While the online format has pushed tutors to adapt in new ways, fostering a vibrant sense of student life has become a unique challenge.

Grant M. Jones ’14, a Winthrop House resident tutor who coordinates sophomore advising and BGLTQ events, said that while matching sophomores with appropriate advisors did not change this year, the virtual nature of the Fall 2020 semester forced adjustments to sophomore orientation traditions.

For example, the sophomore advising orientation and outing committee could not organize a beach excursion, like in previous years, and conducted activities over Zoom instead. Jones has noticed changes to other traditions and dwindling attendance for remote programming within the House, including study breaks.

“Nothing’s really that well-attended,” Jones said.

“I think everyone kind of rolls these days with some level of Zoom fatigue,” he explained. “I think people are trying to moderate their relationship with screens, as a result. And so I think, doing programming in this year, reaching out to folks, it's different, it's a lot harder. That being said, folks still show up sometimes to some things but it's definitely a different energy.”

Goldman, like many other tutors, felt that group events within a House have become less beneficial for students given the remote semester.

“I think in general just when students have been on Zoom all day for classes, it's really hard to get them to show up for extra Zooms in the evening,” Goldman said. “Most of my meetings with students have had a specific purpose. It's been less kind of just meet-and-hang-out type of thing just because that's less natural to do on Zoom.”

In a typical school year, intramural sports are a large component of House life on campus, as students are recruited to play on a team against the other Houses. Because of the online semester, the College has implemented new strategies to encourage physical activity and community-building. However, the absence of in-person intramural sports has had a great impact on student involvement in athletics, Goldman said.

“The challenge is when students are at home, the coaches are competing with non-Harvard resources, so it's quite easy to go on YouTube and find your favorite yoga instructor or a bootcamp class,” said Goldman. “I think sometimes when students are not physically at Harvard, it's hard to get students’ demand for these things very high.”

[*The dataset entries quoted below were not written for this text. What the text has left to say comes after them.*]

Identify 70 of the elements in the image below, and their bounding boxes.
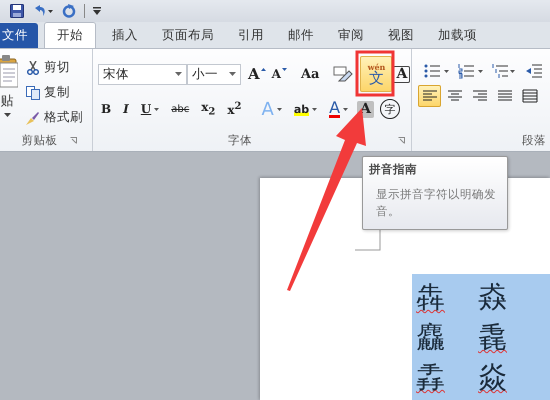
change-case-button[interactable]: Aa xyxy=(298,63,322,85)
caret-icon xyxy=(343,108,348,110)
ribbon-tab[interactable]: 页面布局 xyxy=(150,23,226,48)
file-tab[interactable]: 文件 xyxy=(0,23,38,48)
customize-dropdown-icon[interactable] xyxy=(93,6,101,16)
paintbrush-icon xyxy=(26,110,40,124)
ribbon-tab[interactable]: 邮件 xyxy=(276,23,326,48)
down-triangle-icon xyxy=(282,68,287,70)
caret-icon xyxy=(276,108,282,110)
ribbon-tab[interactable]: 视图 xyxy=(376,23,426,48)
phonetic-guide-button[interactable]: wén 文 xyxy=(360,56,392,92)
save-icon[interactable] xyxy=(10,4,24,18)
align-distributed-icon xyxy=(522,89,538,103)
scissors-icon xyxy=(26,60,40,74)
multilevel-list-icon[interactable] xyxy=(492,63,518,79)
group-label: 剪贴板 xyxy=(22,132,58,148)
highlight-button[interactable]: ab xyxy=(290,98,320,120)
caret-icon xyxy=(154,108,160,110)
align-left-button[interactable] xyxy=(418,85,441,107)
highlight-frame xyxy=(356,50,394,96)
bold-button[interactable]: B xyxy=(98,98,114,120)
clipboard-icon[interactable] xyxy=(0,55,18,89)
character-border-button[interactable]: A xyxy=(393,66,410,82)
caret-icon xyxy=(312,108,318,110)
align-justify-icon xyxy=(496,89,512,103)
subscript-button[interactable]: x$_{2}$ xyxy=(198,98,218,120)
strikethrough-button[interactable]: abc xyxy=(168,98,192,120)
align-right-icon xyxy=(472,89,488,103)
document-character: 掱 xyxy=(416,359,445,396)
cut-button[interactable]: 剪切 xyxy=(24,57,85,78)
superscript-button[interactable]: x$^{2}$ xyxy=(224,98,244,120)
document-character: 犇 xyxy=(416,279,445,316)
redo-icon[interactable] xyxy=(62,4,76,18)
font-color-button[interactable]: A xyxy=(326,98,352,120)
copy-button[interactable]: 复制 xyxy=(24,82,85,103)
font-name-dropdown[interactable]: 宋体 xyxy=(98,64,187,84)
tooltip-title: 拼音指南 xyxy=(369,162,418,177)
bullet-list-icon[interactable] xyxy=(424,63,450,79)
grow-font-button[interactable]: A xyxy=(245,63,269,85)
shrink-font-button[interactable]: A xyxy=(268,63,290,85)
underline-button[interactable]: U xyxy=(138,98,162,120)
font-size-dropdown[interactable]: 小一 xyxy=(187,64,241,84)
dropdown-arrow-icon[interactable] xyxy=(4,113,10,117)
eraser-icon xyxy=(333,65,354,83)
decrease-indent-icon[interactable] xyxy=(526,63,542,79)
ribbon-tab[interactable]: 开始 xyxy=(44,22,96,48)
brush-button[interactable]: 格式刷 xyxy=(24,107,85,128)
dialog-launcher-icon[interactable] xyxy=(70,136,76,144)
ribbon-tab[interactable]: 审阅 xyxy=(326,23,376,48)
dialog-launcher-icon[interactable] xyxy=(398,136,405,144)
copy-icon xyxy=(26,86,40,100)
document-character: 麤 xyxy=(416,319,445,356)
group-label: 字体 xyxy=(228,132,252,148)
group-label: 段落 xyxy=(522,132,546,148)
document-character: 焱 xyxy=(478,359,507,396)
caret-icon xyxy=(175,72,182,76)
enclose-characters-button[interactable]: 字 xyxy=(380,99,400,119)
align-center-icon xyxy=(446,89,462,103)
paste-label[interactable]: 贴 xyxy=(0,92,14,110)
ribbon-tab[interactable]: 插入 xyxy=(100,23,150,48)
tooltip-description: 显示拼音字符以明确发音。 xyxy=(376,186,497,220)
italic-button[interactable]: I xyxy=(120,98,132,120)
document-character: 毳 xyxy=(478,319,507,356)
ribbon-tab[interactable]: 引用 xyxy=(226,23,276,48)
document-character: 猋 xyxy=(478,279,507,316)
caret-icon xyxy=(229,72,236,76)
align-left-icon xyxy=(422,89,438,103)
numbered-list-icon[interactable] xyxy=(458,63,484,79)
up-triangle-icon xyxy=(260,68,266,70)
ribbon-tab[interactable]: 加载项 xyxy=(426,23,489,48)
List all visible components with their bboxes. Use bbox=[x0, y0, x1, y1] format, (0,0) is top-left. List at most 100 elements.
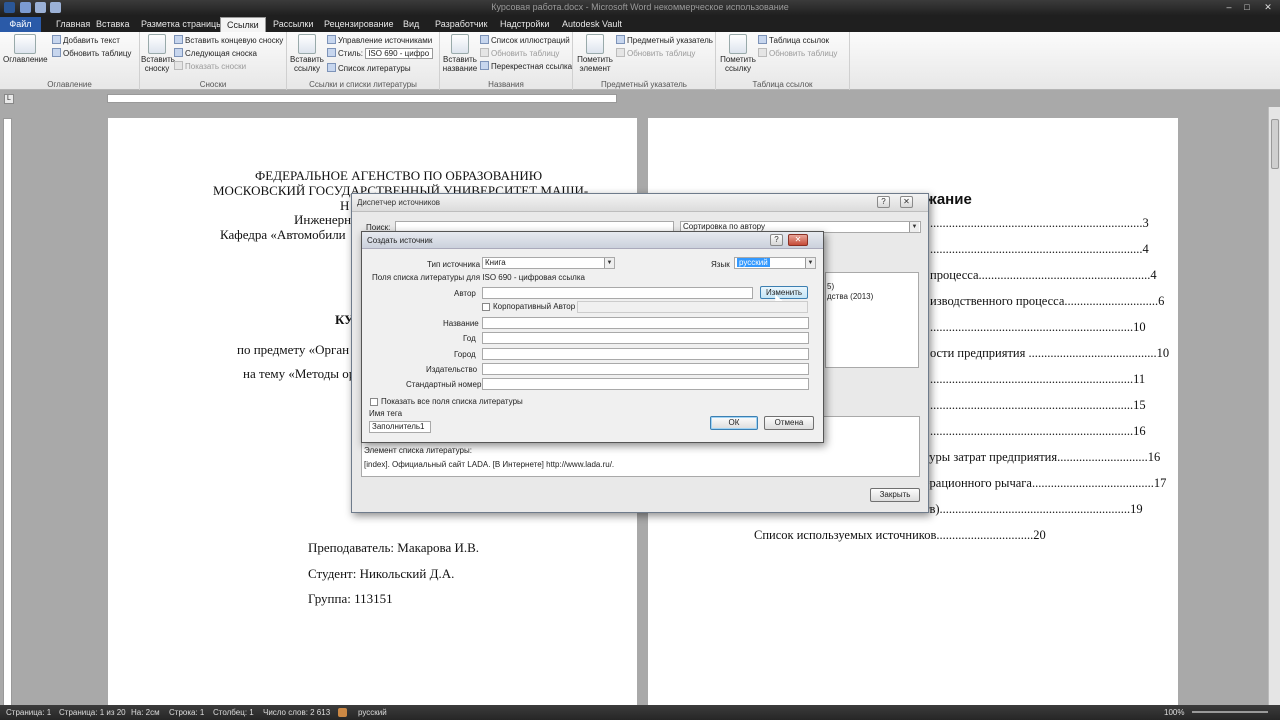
tab-mailings[interactable]: Рассылки bbox=[267, 17, 319, 32]
tab-selector-icon[interactable]: L bbox=[4, 94, 14, 104]
list-of-figures-button[interactable]: Список иллюстраций bbox=[480, 35, 570, 47]
group-authorities: Пометить ссылку Таблица ссылок Обновить … bbox=[716, 32, 850, 90]
title-input[interactable] bbox=[482, 317, 809, 329]
ruler-strip[interactable] bbox=[107, 94, 617, 103]
source-manager-close-btn[interactable]: Закрыть bbox=[870, 488, 920, 502]
insert-citation-button[interactable]: Вставить ссылку bbox=[289, 34, 325, 73]
add-text-icon bbox=[52, 35, 61, 44]
create-source-dialog: Создать источник ? ✕ Тип источника Книга… bbox=[361, 231, 824, 443]
tab-autodesk-vault[interactable]: Autodesk Vault bbox=[556, 17, 628, 32]
chevron-down-icon[interactable]: ▼ bbox=[604, 258, 614, 268]
publisher-input[interactable] bbox=[482, 363, 809, 375]
tag-name-input[interactable]: Заполнитель1 bbox=[369, 421, 431, 433]
current-list[interactable]: 5) дства (2013) bbox=[825, 272, 919, 368]
toc-entry: процесса................................… bbox=[930, 268, 1157, 282]
language-select[interactable]: русский bbox=[734, 257, 816, 269]
insert-index-button[interactable]: Предметный указатель bbox=[616, 35, 713, 47]
author-label: Автор bbox=[454, 289, 476, 298]
close-window-button[interactable]: ✕ bbox=[1256, 0, 1280, 15]
tab-file[interactable]: Файл bbox=[0, 17, 41, 32]
author-input[interactable] bbox=[482, 287, 753, 299]
chevron-down-icon[interactable]: ▼ bbox=[805, 258, 815, 268]
source-manager-title: Диспетчер источников bbox=[352, 194, 928, 212]
source-manager-help-button[interactable]: ? bbox=[877, 196, 890, 208]
status-position[interactable]: На: 2см bbox=[131, 705, 160, 720]
style-selector[interactable]: Стиль: ISO 690 - цифро bbox=[327, 48, 434, 60]
student-line: Студент: Никольский Д.А. bbox=[308, 566, 455, 581]
corporate-author-checkbox[interactable] bbox=[482, 303, 490, 311]
cross-reference-button[interactable]: Перекрестная ссылка bbox=[480, 61, 572, 73]
standard-number-label: Стандартный номер bbox=[406, 380, 482, 389]
source-type-label: Тип источника bbox=[427, 260, 481, 269]
source-type-select[interactable]: Книга bbox=[482, 257, 615, 269]
endnote-icon bbox=[174, 35, 183, 44]
preview-text: [index]. Официальный сайт LADA. [В Интер… bbox=[364, 460, 615, 469]
refresh-icon bbox=[758, 48, 767, 57]
next-footnote-button[interactable]: Следующая сноска bbox=[174, 48, 257, 60]
tab-insert[interactable]: Вставка bbox=[90, 17, 135, 32]
corporate-author-input[interactable] bbox=[577, 301, 808, 313]
insert-endnote-button[interactable]: Вставить концевую сноску bbox=[174, 35, 283, 47]
status-page[interactable]: Страница: 1 bbox=[6, 705, 51, 720]
table-of-authorities-button[interactable]: Таблица ссылок bbox=[758, 35, 829, 47]
status-column[interactable]: Столбец: 1 bbox=[213, 705, 254, 720]
toc-entry: туры затрат предприятия.................… bbox=[924, 450, 1161, 464]
create-source-help-button[interactable]: ? bbox=[770, 234, 783, 246]
update-figures-button[interactable]: Обновить таблицу bbox=[480, 48, 559, 60]
status-word-count[interactable]: Число слов: 2 613 bbox=[263, 705, 330, 720]
zoom-slider[interactable] bbox=[1192, 711, 1268, 713]
toc-button[interactable]: Оглавление bbox=[3, 34, 48, 64]
create-source-title: Создать источник bbox=[362, 232, 823, 249]
toc-entry: ........................................… bbox=[930, 320, 1146, 334]
tab-view[interactable]: Вид bbox=[397, 17, 425, 32]
maximize-button[interactable]: □ bbox=[1238, 0, 1256, 15]
style-select[interactable]: ISO 690 - цифро bbox=[365, 48, 434, 60]
tab-addins[interactable]: Надстройки bbox=[494, 17, 555, 32]
city-label: Город bbox=[454, 350, 476, 359]
insert-footnote-button[interactable]: Вставить сноску bbox=[141, 34, 175, 73]
vertical-scrollbar[interactable] bbox=[1268, 107, 1280, 705]
add-text-button[interactable]: Добавить текст bbox=[52, 35, 120, 47]
chevron-down-icon[interactable]: ▼ bbox=[909, 222, 919, 232]
fields-header: Поля списка литературы для ISO 690 - циф… bbox=[372, 273, 585, 282]
show-all-fields-label: Показать все поля списка литературы bbox=[381, 397, 523, 406]
city-input[interactable] bbox=[482, 348, 809, 360]
insert-caption-button[interactable]: Вставить название bbox=[442, 34, 478, 73]
refresh-icon bbox=[52, 48, 61, 57]
status-zoom[interactable]: 100% bbox=[1164, 705, 1184, 720]
group-line: Группа: 113151 bbox=[308, 591, 393, 606]
status-language[interactable]: русский bbox=[358, 705, 387, 720]
mark-entry-button[interactable]: Пометить элемент bbox=[575, 34, 615, 73]
scrollbar-thumb[interactable] bbox=[1271, 119, 1279, 169]
group-captions: Вставить название Список иллюстраций Обн… bbox=[440, 32, 573, 90]
proofing-icon[interactable] bbox=[338, 708, 347, 717]
minimize-button[interactable]: – bbox=[1220, 0, 1238, 15]
toc-entry: ........................................… bbox=[930, 372, 1146, 386]
index-icon bbox=[616, 35, 625, 44]
tab-review[interactable]: Рецензирование bbox=[318, 17, 400, 32]
page-line: ФЕДЕРАЛЬНОЕ АГЕНСТВО ПО ОБРАЗОВАНИЮ bbox=[255, 168, 543, 183]
manage-sources-button[interactable]: Управление источниками bbox=[327, 35, 432, 47]
tab-developer[interactable]: Разработчик bbox=[429, 17, 493, 32]
status-line[interactable]: Строка: 1 bbox=[169, 705, 204, 720]
source-manager-close-button[interactable]: ✕ bbox=[900, 196, 913, 208]
caption-icon bbox=[451, 34, 469, 54]
mark-citation-button[interactable]: Пометить ссылку bbox=[718, 34, 758, 73]
year-input[interactable] bbox=[482, 332, 809, 344]
show-all-fields-checkbox[interactable] bbox=[370, 398, 378, 406]
edit-author-button[interactable]: Изменить bbox=[760, 286, 808, 299]
ok-button[interactable]: ОК bbox=[710, 416, 758, 430]
create-source-close-button[interactable]: ✕ bbox=[788, 234, 808, 246]
group-authorities-label: Таблица ссылок bbox=[752, 80, 813, 89]
show-notes-button[interactable]: Показать сноски bbox=[174, 61, 246, 73]
tab-references[interactable]: Ссылки bbox=[220, 17, 266, 32]
update-index-button[interactable]: Обновить таблицу bbox=[616, 48, 695, 60]
status-page-of[interactable]: Страница: 1 из 20 bbox=[59, 705, 126, 720]
ribbon-tabs: Файл Главная Вставка Разметка страницы С… bbox=[0, 15, 1280, 32]
bibliography-button[interactable]: Список литературы bbox=[327, 63, 411, 75]
tab-page-layout[interactable]: Разметка страницы bbox=[135, 17, 229, 32]
standard-number-input[interactable] bbox=[482, 378, 809, 390]
update-toc-button[interactable]: Обновить таблицу bbox=[52, 48, 131, 60]
update-authorities-button[interactable]: Обновить таблицу bbox=[758, 48, 837, 60]
cancel-button[interactable]: Отмена bbox=[764, 416, 814, 430]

In addition to sports, Ogunnaike said that he misses learning about students’ interests through dining hall conversations.

“They often swerve into really unexpected areas where you get to know people really deeply,” he said. “You can start talking about some weird choice for YardFest, and then five minutes later, you're talking about deontology or some completely different frame on literary criticism which has lots to say about modern movements and politics. You have no idea how you got there but now you have a new perspective on something in the world [...] and oftentimes a huge new respect for lots of the people speaking around the table.”

Regardless of the difficulties presented by the pandemic and remote semester, tutors said they are actively looking for ways to engage and support students.

“For me the heart of the role really relies on the one-on-one interpersonal relationships that you can create with students. Those are just really special,” Jones said. “That’s definitely by far the greatest reward of the job.”